Neuf ans après Living With War, Neil Young identifie tout autant une autre cible, la compagnie Monsanto, entreprise américaine spécialisée dans les biotechnologies agricoles et notamment fabricant de l’herbicide Roundup. Un nom qui figure dans le titre de l’album, The Monsanto Years et dans plusieurs des chansons (A Rock Star Bucks A Coffee Shop, Workin’Man, Monsanto Years). Et au-delà un propos général sur les méfaits des grandes entreprises en matière d’environnement (le recours aux organismes génétiquement modifiés), de surexploitation des ressources de la planète (la compagnie pétrolière américaine Chevron est citée), l’avenir de nos enfants dans un monde pollué…
Sauver la planète
De longue date, quasi depuis ses débuts phonographiques à la fin des années 1960, Neil Young a évoqué les bienfaits de mère Nature, a chanté des paysages, le vent, les prairies. En septembre 1985, il coorganise avec Willie Nelson et John Mellencamp le premier Farm Aid, initialement destiné à venir en aide aux fermiers pris à la gorge par des crédits. Avec l’album concept Greendale (2003), Young mêlait à une histoire de meurtre dans une petite ville un appel vibrant à sauver la planète (la chanson hymne Be the Rain, en final). Avec Fork in the Road, en 2009, il évoquait les énergies alternatives, lui qui, par ailleurs, avait travaillé sur un prototype de voiture hybride.

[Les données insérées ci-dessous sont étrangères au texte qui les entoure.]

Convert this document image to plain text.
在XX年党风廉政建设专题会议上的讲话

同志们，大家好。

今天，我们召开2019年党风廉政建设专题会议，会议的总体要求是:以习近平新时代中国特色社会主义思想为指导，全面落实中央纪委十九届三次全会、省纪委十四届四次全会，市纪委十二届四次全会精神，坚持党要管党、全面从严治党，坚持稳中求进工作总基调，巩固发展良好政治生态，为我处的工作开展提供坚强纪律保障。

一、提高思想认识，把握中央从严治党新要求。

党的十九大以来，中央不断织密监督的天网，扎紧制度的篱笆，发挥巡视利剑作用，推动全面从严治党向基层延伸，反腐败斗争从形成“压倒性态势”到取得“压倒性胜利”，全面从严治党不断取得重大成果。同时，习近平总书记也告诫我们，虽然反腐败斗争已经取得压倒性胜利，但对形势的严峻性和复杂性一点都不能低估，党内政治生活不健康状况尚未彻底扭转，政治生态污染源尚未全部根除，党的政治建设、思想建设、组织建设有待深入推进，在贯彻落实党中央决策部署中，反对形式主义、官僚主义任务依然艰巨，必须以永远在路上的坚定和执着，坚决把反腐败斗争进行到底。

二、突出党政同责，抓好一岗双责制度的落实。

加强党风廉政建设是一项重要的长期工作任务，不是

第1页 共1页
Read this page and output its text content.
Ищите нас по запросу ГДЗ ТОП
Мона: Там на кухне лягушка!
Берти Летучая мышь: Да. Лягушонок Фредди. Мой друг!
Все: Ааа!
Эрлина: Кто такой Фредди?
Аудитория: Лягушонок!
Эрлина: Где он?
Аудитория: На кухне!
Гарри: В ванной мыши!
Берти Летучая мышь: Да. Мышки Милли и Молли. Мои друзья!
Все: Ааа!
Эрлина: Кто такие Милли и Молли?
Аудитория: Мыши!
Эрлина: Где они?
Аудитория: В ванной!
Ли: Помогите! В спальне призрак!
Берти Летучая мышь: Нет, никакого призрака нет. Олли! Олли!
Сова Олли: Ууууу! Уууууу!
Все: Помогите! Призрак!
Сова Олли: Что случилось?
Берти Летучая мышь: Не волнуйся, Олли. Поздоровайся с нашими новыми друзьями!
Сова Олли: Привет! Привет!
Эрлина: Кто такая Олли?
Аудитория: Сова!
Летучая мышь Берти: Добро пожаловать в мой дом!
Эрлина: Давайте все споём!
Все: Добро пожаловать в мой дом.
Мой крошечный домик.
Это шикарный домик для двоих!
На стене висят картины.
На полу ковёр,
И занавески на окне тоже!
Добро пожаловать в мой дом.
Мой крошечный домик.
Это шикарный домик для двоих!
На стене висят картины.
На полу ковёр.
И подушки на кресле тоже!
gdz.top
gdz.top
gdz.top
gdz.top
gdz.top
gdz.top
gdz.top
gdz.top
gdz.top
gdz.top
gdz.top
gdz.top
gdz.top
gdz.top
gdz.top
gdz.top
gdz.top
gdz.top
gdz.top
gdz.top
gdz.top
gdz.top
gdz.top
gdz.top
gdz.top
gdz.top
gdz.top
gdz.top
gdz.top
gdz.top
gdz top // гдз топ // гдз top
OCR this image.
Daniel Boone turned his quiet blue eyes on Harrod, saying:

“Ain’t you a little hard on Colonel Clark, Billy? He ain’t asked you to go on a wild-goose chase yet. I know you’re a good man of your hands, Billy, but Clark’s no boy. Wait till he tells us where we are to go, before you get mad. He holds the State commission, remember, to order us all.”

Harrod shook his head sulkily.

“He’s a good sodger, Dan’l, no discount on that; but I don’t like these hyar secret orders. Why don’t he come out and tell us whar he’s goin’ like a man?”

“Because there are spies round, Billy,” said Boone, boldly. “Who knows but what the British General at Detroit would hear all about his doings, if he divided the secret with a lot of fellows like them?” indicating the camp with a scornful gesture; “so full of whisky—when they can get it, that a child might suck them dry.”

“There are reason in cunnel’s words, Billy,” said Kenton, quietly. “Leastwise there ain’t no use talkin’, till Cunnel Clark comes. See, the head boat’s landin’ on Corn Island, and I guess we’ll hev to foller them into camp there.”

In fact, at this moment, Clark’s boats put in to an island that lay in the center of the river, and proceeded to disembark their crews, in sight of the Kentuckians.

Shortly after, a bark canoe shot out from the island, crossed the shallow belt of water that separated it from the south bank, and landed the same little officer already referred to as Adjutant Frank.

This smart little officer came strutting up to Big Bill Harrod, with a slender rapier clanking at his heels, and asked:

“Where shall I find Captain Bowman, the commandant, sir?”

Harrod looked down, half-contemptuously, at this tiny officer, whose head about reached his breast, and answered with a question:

On pouvait attendre que pour ce disque engagé, son propos artistique soit porté par un souffle et un élan musical. Or, ce que laisse entendre The Monsanto Years, c’est plutôt un Neil Young moyen. D’abord, avec des textes qui relèvent plus de la formule basique, positif/négatif, que d’une réflexion élaborée. « C’est un nouveau jour pour la planète/C’est un nouveau jour pour le soleil » (A New Day for Love) ; « Moins de poissons nagent dans notre océan/Les glaces âgées dérivent dans nos mers/Fermement tu te dresses contre ce pillage » (Wolf Moon) ; « Dans les rues du Capitole/Les grandes sociétés prennent le contrôle » (Big Box) ; « Les semences sont la vie/Et nul ne peut les posséder » (Rules of Change) Qui voudrait soutenir le contraire ?
Musicalement, Young propose un country-rock plus ou moins enlevé, électrique, avec une ballade acoustique. Il a réuni au Teatro, à Oxnard (Californie), les cinq musiciens de Promise of the Real, mené par les guitaristes et chanteurs Lukas et Micah Nelson, fils de Willie Nelson. Une jeune formation bien ordonnée (le DVD qui accompagne le CD montre le groupe enregistrant avec Young) qui interprète ce qui sonne davantage comme une répétition, avec des interventions un peu hasardeuses, des flottements, que comme des compositions bien structurées.
The Monsanto Years, de Neil Young & Promise of the Real, 1 CD et 1 DVD Reprise Records/Warner Music.